Monday – Varanasi
Today is a ‘free day’ in our itinerary which we intend to spend purchasing fabric, and sending it, and other goods, home. Varanasi is famous for Benares silk, (Benares the old name for the city) so there seems no place better to buy. And there is no shortage of retail options. However we are taking the advice of our (female) guide of the previous two days, and going to the store where she has bought her saris, as she trusts him.
When we arrive, lunchtime Monday, the store is closed and there is no sign of life. A voice comes from below telling us he is coming. It is not the shop owner however, but someone else, who offers to take us to his sari shop. We follow. But rather than his sari shop we appear to be approaching various sari shops to see who wants our business. None of the the first three allow us into their store! Finally the fourth store (more accurately, stall) lets us in.

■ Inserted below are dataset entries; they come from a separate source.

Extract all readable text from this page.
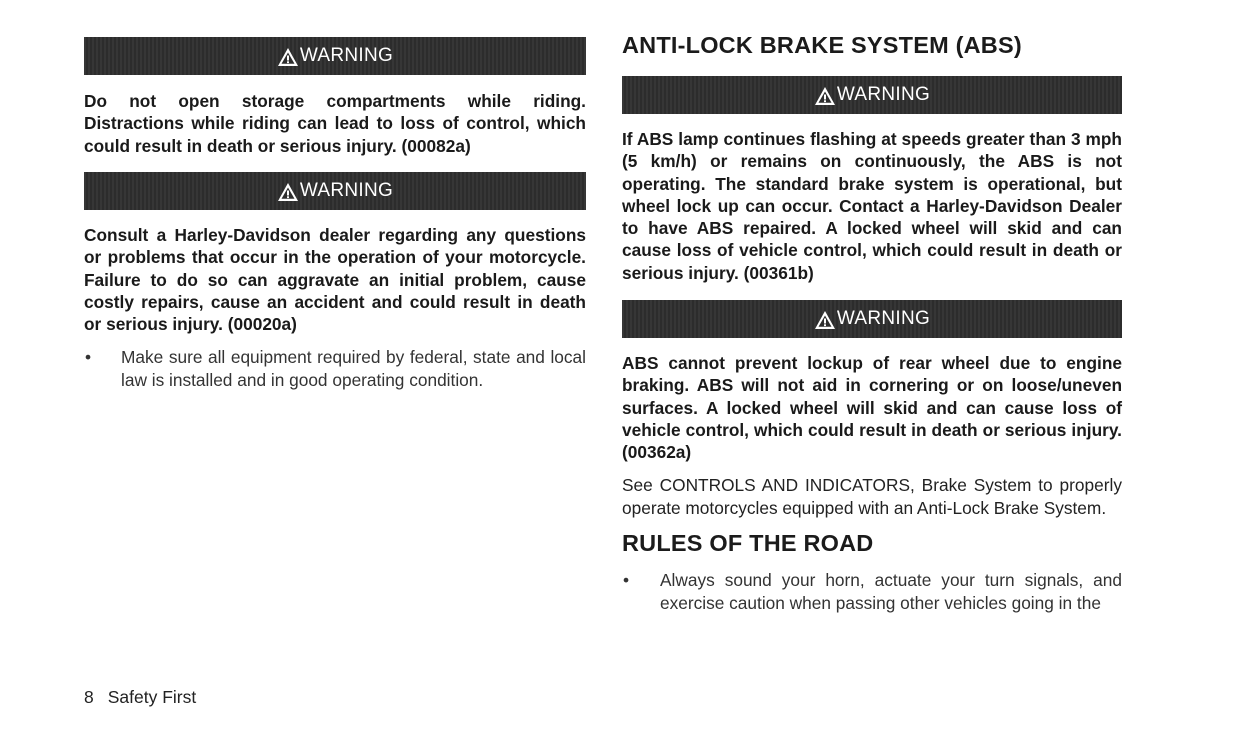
WARNING

Do not open storage compartments while riding. Distractions while riding can lead to loss of control, which could result in death or serious injury. (00082a)

WARNING

Consult a Harley-Davidson dealer regarding any questions or problems that occur in the operation of your motorcycle. Failure to do so can aggravate an initial problem, cause costly repairs, cause an accident and could result in death or serious injury. (00020a)

• Make sure all equipment required by federal, state and local law is installed and in good operating condition.
ANTI-LOCK BRAKE SYSTEM (ABS)
WARNING

If ABS lamp continues flashing at speeds greater than 3 mph (5 km/h) or remains on continuously, the ABS is not operating. The standard brake system is operational, but wheel lock up can occur. Contact a Harley-Davidson Dealer to have ABS repaired. A locked wheel will skid and can cause loss of vehicle control, which could result in death or serious injury. (00361b)

WARNING

ABS cannot prevent lockup of rear wheel due to engine braking. ABS will not aid in cornering or on loose/uneven surfaces. A locked wheel will skid and can cause loss of vehicle control, which could result in death or serious injury. (00362a)

See CONTROLS AND INDICATORS, Brake System to properly operate motorcycles equipped with an Anti-Lock Brake System.

RULES OF THE ROAD
• Always sound your horn, actuate your turn signals, and exercise caution when passing other vehicles going in the
8 Safety First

Confusion follows between cotton versus silk, and what colour is purple, or burgundy, or even pink. But we get there in the end as the shop keeper unrolls sari after sari after sari. During this process there is a sudden tropical downpour which appears to dump plenty of rain, but goes as quickly as it arrived. Fabrics selected (and trust me, it took much more time than me to type this, or you to read it) we are presented with the price, which is more cash than we collectively carry. I say “Visa ATM” and the man who led us to the sari stall, takes me in the direction of the nearest State Bank of India ATM.
A quick word about ATMs here. There is no real shortage of them, but they can be a bit hard to find, and they are all enclosed in a ‘secure’ room, some have guards outside, others have guards inside. There is always a queue. And the maximum single withdrawal is 10,000 Rupees (about $200).
Whilst I have been securing the money, the other half of IndianInterlude has been enticed by a display of scarves, and talk of Australian cricketers. Kerry parts with our strategic weapon (cricket cards) for the shop owner’s son. Our extensive grasp of Hindi, gleaned from a dedication to Bollywood movies, and the fact that India have at last beaten Australia, has us saying ‘Chake de India’, roughly ‘Go India’, bringing howls of laughter from those assembled. They reply ‘Chake de Australia’, and we all leave happy.
We head back to the riverbank using the ghats as our landmarks to search for the parcel packing and forwarding business. As we reach the riverbank a man reaches out to shake hands and offer a Namaste, (not an unusual occurrence) and soon he is massaging my hand and dragging me to his massage spot. I have been caught out, and agree to go. We offer to pay, but he says, no, pay later, and I proceed to be massaged. Actually, it’s not a lot different from any of those Chinese massage places in your local shopping centre. And neither is the price he asks at the end! Truthfully we can show our empty wallets contain only half of his asking price, and that is all he gets.
On to the parcel service, at the far end of this stretch of the river. We pass cricket games, cows, cow dung, and various hawkers and touts. At the Assi Ghat we stop to buy water at a stall and to check our destination. We are going in the right direction, and it will be just around the corner. Our new challenge is to find another ATM, for the parcel company no doubt deals in cash, and we have none. The next ATM is ten minutes walk we are told – we go left and right, and left again until we find something resembling a main road, ask another stall holder about the ATM who assures us is just ten minutes walk away. Auto-rickshaws slow down looking for our business, but it seems that without cash we’re in no position to negotiate a transport price. Finally we arrive at the ATM, naturally for the journey back there is not an auto-rickshaw to be had for love, nor our fresh money.
We reach the parcel packing business, and proceed with our transaction. This takes no small time, as the young man front of house has his telephone earpiece in, and is constantly talking. When his other mobile phone rings he gives it to his back of house assistant. In between times, other foreigners have crowded in to buy postcards or note books. If we have noticed one other nationality most, it is the French. And for those of you anticipating a postcard – they are remarkably difficult to find in India – although it could be us who cannot find them.
We walk back the two kilometres to our hotel, with the now usual sights and sounds and smells. However a new offer comes our way, chillum, hash, and a smorgasbord of other illicit delights are offered by Michael, a most unlikely name for an Indian. Still, the fact that he is peddling his wares suggests the disguise is working for him.
On another note, there are a small but noticeable number of white westerners, and Orientals who appear to have consumed the Kool-Aid, tuned in, turned on, and dropped out.